4
votes

It would be good to get some tips on tuning Apache Spark for Random Forest classification.
Currently, we have a model that looks like:

  • featureSubsetStrategy all
  • impurity gini
  • maxBins 32
  • maxDepth 11
  • numberOfClasses 2
  • numberOfTrees 100

We are running Spark 1.5.1 as a standalone cluster.

  • 1 Master and 2 Worker nodes.
  • The amount of RAM is 32GB on each node with 4 Cores.
  • The classification takes 440ms.

When we increase the number of trees to 500, it takes 8 sec already. We tried to reduce the depth but then error rate is higher. We have around 246 attributes.

Probably we are doing something wrong.
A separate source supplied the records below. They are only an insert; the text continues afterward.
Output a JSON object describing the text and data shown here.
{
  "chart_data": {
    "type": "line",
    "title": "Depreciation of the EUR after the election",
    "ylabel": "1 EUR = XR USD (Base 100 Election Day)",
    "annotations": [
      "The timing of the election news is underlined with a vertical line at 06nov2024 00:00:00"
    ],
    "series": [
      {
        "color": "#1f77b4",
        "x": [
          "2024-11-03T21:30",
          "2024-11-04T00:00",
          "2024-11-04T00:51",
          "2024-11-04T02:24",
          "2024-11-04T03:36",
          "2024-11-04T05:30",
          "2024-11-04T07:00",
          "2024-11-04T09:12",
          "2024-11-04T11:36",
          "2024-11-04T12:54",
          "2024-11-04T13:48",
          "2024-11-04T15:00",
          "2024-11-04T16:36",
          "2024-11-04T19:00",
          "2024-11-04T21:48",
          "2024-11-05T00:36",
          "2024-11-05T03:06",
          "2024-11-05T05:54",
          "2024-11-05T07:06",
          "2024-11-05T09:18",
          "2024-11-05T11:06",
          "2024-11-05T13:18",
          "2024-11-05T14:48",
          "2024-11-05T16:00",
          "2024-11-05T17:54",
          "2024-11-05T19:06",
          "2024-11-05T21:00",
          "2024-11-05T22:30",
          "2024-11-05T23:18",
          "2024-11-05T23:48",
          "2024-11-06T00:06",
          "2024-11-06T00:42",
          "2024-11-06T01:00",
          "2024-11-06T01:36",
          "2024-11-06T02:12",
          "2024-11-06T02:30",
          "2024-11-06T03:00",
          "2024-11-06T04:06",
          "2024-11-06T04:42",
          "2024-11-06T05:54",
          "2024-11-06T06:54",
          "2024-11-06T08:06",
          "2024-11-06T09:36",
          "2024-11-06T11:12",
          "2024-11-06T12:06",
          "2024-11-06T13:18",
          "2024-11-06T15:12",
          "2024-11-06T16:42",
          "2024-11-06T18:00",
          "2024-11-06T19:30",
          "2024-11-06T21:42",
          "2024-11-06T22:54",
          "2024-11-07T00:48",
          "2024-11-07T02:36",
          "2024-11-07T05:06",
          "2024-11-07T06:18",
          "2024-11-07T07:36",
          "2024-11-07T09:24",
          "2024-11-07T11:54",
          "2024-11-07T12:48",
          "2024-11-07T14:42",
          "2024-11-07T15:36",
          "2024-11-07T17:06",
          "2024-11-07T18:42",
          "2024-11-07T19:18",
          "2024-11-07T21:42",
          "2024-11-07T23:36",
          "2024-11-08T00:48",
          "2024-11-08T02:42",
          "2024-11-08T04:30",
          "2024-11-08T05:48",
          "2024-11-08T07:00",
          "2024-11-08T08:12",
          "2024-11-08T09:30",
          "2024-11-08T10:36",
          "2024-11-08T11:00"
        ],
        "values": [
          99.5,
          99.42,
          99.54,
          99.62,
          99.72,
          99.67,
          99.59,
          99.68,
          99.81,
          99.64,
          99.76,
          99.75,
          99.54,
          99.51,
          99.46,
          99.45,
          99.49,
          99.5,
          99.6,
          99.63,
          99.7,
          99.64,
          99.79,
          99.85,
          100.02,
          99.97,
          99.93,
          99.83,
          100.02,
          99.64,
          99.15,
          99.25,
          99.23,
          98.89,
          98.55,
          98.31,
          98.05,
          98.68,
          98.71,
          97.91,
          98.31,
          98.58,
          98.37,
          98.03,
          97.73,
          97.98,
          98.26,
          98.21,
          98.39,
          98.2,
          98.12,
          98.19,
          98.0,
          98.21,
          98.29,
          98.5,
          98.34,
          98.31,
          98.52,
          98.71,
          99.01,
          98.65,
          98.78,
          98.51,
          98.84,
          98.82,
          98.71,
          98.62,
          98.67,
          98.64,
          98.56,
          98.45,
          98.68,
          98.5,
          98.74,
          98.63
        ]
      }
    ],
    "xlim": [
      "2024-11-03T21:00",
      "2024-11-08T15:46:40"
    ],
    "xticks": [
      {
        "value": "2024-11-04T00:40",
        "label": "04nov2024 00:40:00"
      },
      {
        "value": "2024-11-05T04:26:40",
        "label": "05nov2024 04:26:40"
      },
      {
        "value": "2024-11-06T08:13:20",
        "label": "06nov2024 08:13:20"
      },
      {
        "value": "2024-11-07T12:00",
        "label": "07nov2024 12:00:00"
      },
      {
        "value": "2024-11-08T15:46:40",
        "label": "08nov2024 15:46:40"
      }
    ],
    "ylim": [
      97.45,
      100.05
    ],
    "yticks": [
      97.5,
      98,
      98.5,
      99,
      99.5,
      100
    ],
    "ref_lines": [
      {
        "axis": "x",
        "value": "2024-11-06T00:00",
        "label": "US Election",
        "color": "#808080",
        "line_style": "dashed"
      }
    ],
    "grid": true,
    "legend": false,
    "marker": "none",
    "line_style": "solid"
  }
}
Any ideas how we could improve the performance ?

1
I'm not familiar with Spark, but maybe that's some memory-related problem (e.g. swap)? Because seems that your runtime increases nonlinearly.Ibraim Ganiev
Is it just the prediction that is slow, or also training? Are you just trying to predict one example or many?David Maust
The prediction is very slow, that's the main problem. Before the training was slow as well but speed increased after we have removed categorical features.Alex Ratnikov
Did you solve this issue?Daniel Nitzan

1 Answers

0
votes

Increasing the number of decision trees will definitely increase the prediction time, as the problem instance has to traverse through all the trees. But reducing it is no good for prediction accuracy. You have to vary this parameter (number of decision trees) and find an optimal value. That is why it is called hyper-parameter. Hyper parameters are highly dependent on the nature of your data and attributes. You may need to vary other hyper-parameters as well, one by one, and achieve global optimum.

Also, when you say prediction time, are you including the time to load the model as well ! If so, I guess the model time should not be considered for prediction time. This is only an overhead for loading your model and preparing the application for prediction.